Otha and Azash - Excerpted from A Cursory History of
Zemoch. Compiled by the History Department of the
University of Borrata.

Following the invasion of the Elenic-speaking peoples
from the steppes of central Daresia lying to the east, the
Elenes gradually migrated westward to displace the thinly
scattered Styrics who inhabited the Eosian continent.
The tribes which settled in 'Zemoch were latecomers,
and they were far less advanced than their cousins to
the west. Their economy and social organization were
simplistic, and their towns rude by comparison with the
cities which were springing up in the emerging western
kingdoms. The climate of Zemoch, moreover, was at
best inhospitable, and life there existed at the subsistence
level. The Church found little to attract her attention to so
poor and unpleasant a region, and as a result, the rough
chapels of Zemoch became largely unpastored and their
simple congregations untended. Thus the Zemochs were
obliged to take their religious impulses elsewhere. Since
there were few Elene priests in the region to enforce the
Church ban on consorting with the heathen Styrics, fraternization
became common. As the simple Elene peasantry
perceived that their Styric neighbours were able to reap
significant benefits from the use of the arcane arts, it
is perhaps only natural that apostasy became rampant.

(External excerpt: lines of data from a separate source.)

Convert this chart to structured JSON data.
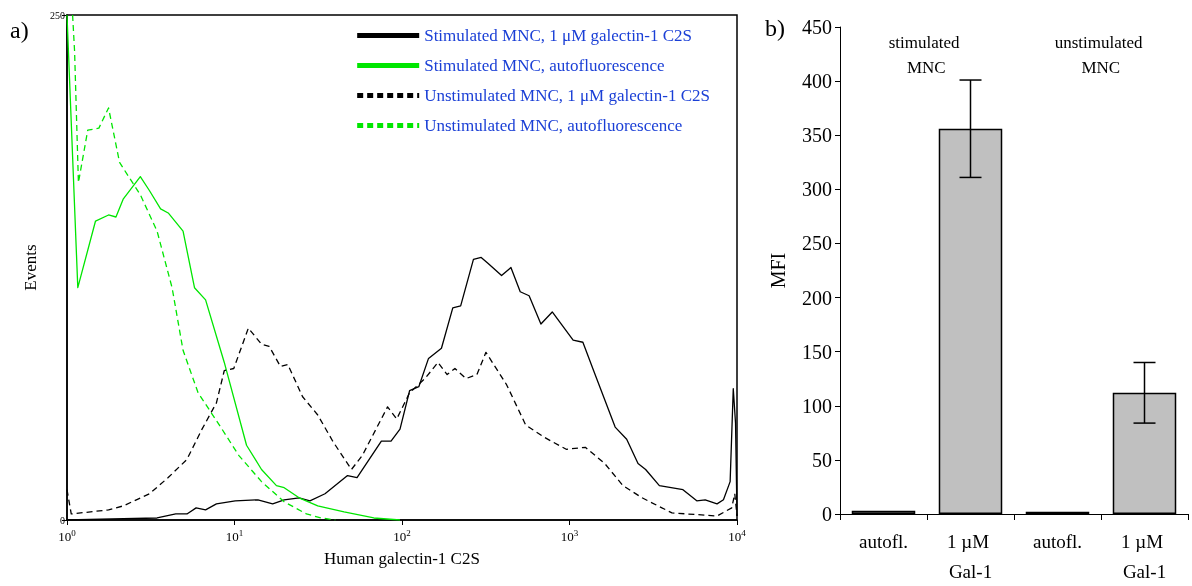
{
  "chart_data": [
    {
      "type": "line",
      "xlabel": "Human galectin-1 C2S",
      "ylabel": "Events",
      "annotations": [
        "a)"
      ],
      "log": "x",
      "xlim": [
        1,
        10000
      ],
      "xticks": [
        {
          "value": 1,
          "label": "10$^{0}$"
        },
        {
          "value": 10,
          "label": "10$^{1}$"
        },
        {
          "value": 100,
          "label": "10$^{2}$"
        },
        {
          "value": 1000,
          "label": "10$^{3}$"
        },
        {
          "value": 10000,
          "label": "10$^{4}$"
        }
      ],
      "ylim": [
        0,
        250
      ],
      "yticks": [
        0,
        250
      ],
      "grid": false,
      "legend": "top right",
      "marker": "none",
      "series": [
        {
          "name": "Stimulated MNC, 1 μM galectin-1 C2S",
          "color": "#000000",
          "line_style": "solid",
          "x": [
            1,
            3.45,
            4.46,
            5.2,
            5.9,
            6.72,
            7.8,
            10.1,
            13.8,
            16.9,
            19.8,
            24.3,
            28.2,
            34.7,
            47.3,
            53.9,
            75.3,
            86,
            97.3,
            111,
            126,
            144,
            172,
            201,
            224,
            267,
            297,
            327,
            393,
            447,
            508,
            574,
            675,
            789,
            1051,
            1202,
            1392,
            1873,
            2195,
            2565,
            2848,
            3440,
            4758,
            5750,
            6460,
            7600,
            8300,
            9100,
            9500,
            9800,
            10000
          ],
          "values": [
            0,
            1,
            3,
            3,
            6,
            5,
            8,
            9.5,
            10,
            8,
            10,
            11,
            9.5,
            13,
            22,
            21,
            39,
            39,
            45,
            64,
            66,
            80,
            85,
            105,
            106,
            129,
            130,
            127,
            121,
            125,
            113,
            111,
            97,
            103,
            89,
            88,
            74,
            46,
            40,
            28,
            25,
            17,
            15,
            9.5,
            10,
            8,
            10,
            19,
            65,
            48,
            2
          ]
        },
        {
          "name": "Stimulated MNC, autofluorescence",
          "color": "#00e600",
          "line_style": "solid",
          "x": [
            1,
            1.16,
            1.48,
            1.77,
            1.96,
            2.17,
            2.74,
            3.11,
            3.62,
            4.02,
            4.93,
            5.77,
            6.72,
            8.69,
            11.8,
            14.5,
            17.8,
            19.8,
            24.3,
            31.4,
            45.1,
            67.9,
            97.3
          ],
          "values": [
            250,
            115,
            148,
            151,
            150,
            159,
            170,
            163,
            154,
            152,
            143,
            115,
            109,
            78,
            37,
            25,
            17,
            16,
            11,
            7,
            4,
            1,
            0
          ]
        },
        {
          "name": "Unstimulated MNC, 1 μM galectin-1 C2S",
          "color": "#000000",
          "line_style": "dashed",
          "x": [
            1,
            1.06,
            1.77,
            2.17,
            3.11,
            4.02,
            5.2,
            6.4,
            7.8,
            8.69,
            9.9,
            12.1,
            14.5,
            16.1,
            18.8,
            20.8,
            25.5,
            31.4,
            38.6,
            49.9,
            58,
            82,
            93,
            111,
            137,
            164,
            186,
            207,
            241,
            280,
            317,
            421,
            548,
            705,
            956,
            1243,
            1622,
            2086,
            2710,
            4090,
            7600,
            9300,
            9700,
            10000
          ],
          "values": [
            15,
            3,
            5,
            7,
            13,
            21,
            30,
            45,
            58,
            74,
            75,
            95,
            87,
            86,
            76,
            77,
            61,
            52,
            39,
            25,
            32,
            56,
            50,
            63,
            70,
            78,
            72,
            75,
            70,
            72,
            83,
            67,
            47,
            41,
            35,
            36,
            28,
            17,
            11,
            3.5,
            2,
            6,
            13,
            2
          ]
        },
        {
          "name": "Unstimulated MNC, autofluorescence",
          "color": "#00e600",
          "line_style": "dashed",
          "x": [
            1.08,
            1.11,
            1.17,
            1.33,
            1.55,
            1.77,
            2.06,
            2.74,
            3.45,
            4.24,
            4.93,
            6.06,
            8.27,
            10.6,
            14.5,
            19.8,
            26.9,
            33,
            40
          ],
          "values": [
            250,
            232,
            167,
            193,
            194,
            204,
            177,
            161,
            143,
            115,
            84,
            63,
            46,
            32,
            19,
            9,
            3,
            1,
            0
          ]
        }
      ]
    },
    {
      "type": "bar",
      "ylabel": "MFI",
      "annotations": [
        "b)",
        "stimulated MNC",
        "unstimulated MNC"
      ],
      "categories": [
        "autofl.",
        "1 µM Gal-1",
        "autofl.",
        "1 µM Gal-1"
      ],
      "values": [
        3,
        356,
        2,
        112
      ],
      "errors": [
        null,
        45,
        null,
        28
      ],
      "color": "#c0c0c0",
      "ylim": [
        0,
        450
      ],
      "yticks": [
        0,
        50,
        100,
        150,
        200,
        250,
        300,
        350,
        400,
        450
      ],
      "grid": false,
      "legend": false
    }
  ]
}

Whole Elenic villages in Zemoch were converted to Styric
pantheism. Temples were openly erected in honour of this
or that topical God, and the darker Styric cults flourished.
Intermarriage between Elene and Styric became common,
and by the end of the first millennium, Zemoch could no
longer have been considered in any light to be a true Elenic
nation. The centuries and the close contact with the Styrics
had even so far corrupted the Elenic language in Zemoch
that it was scarcely intelligible to western Elenes.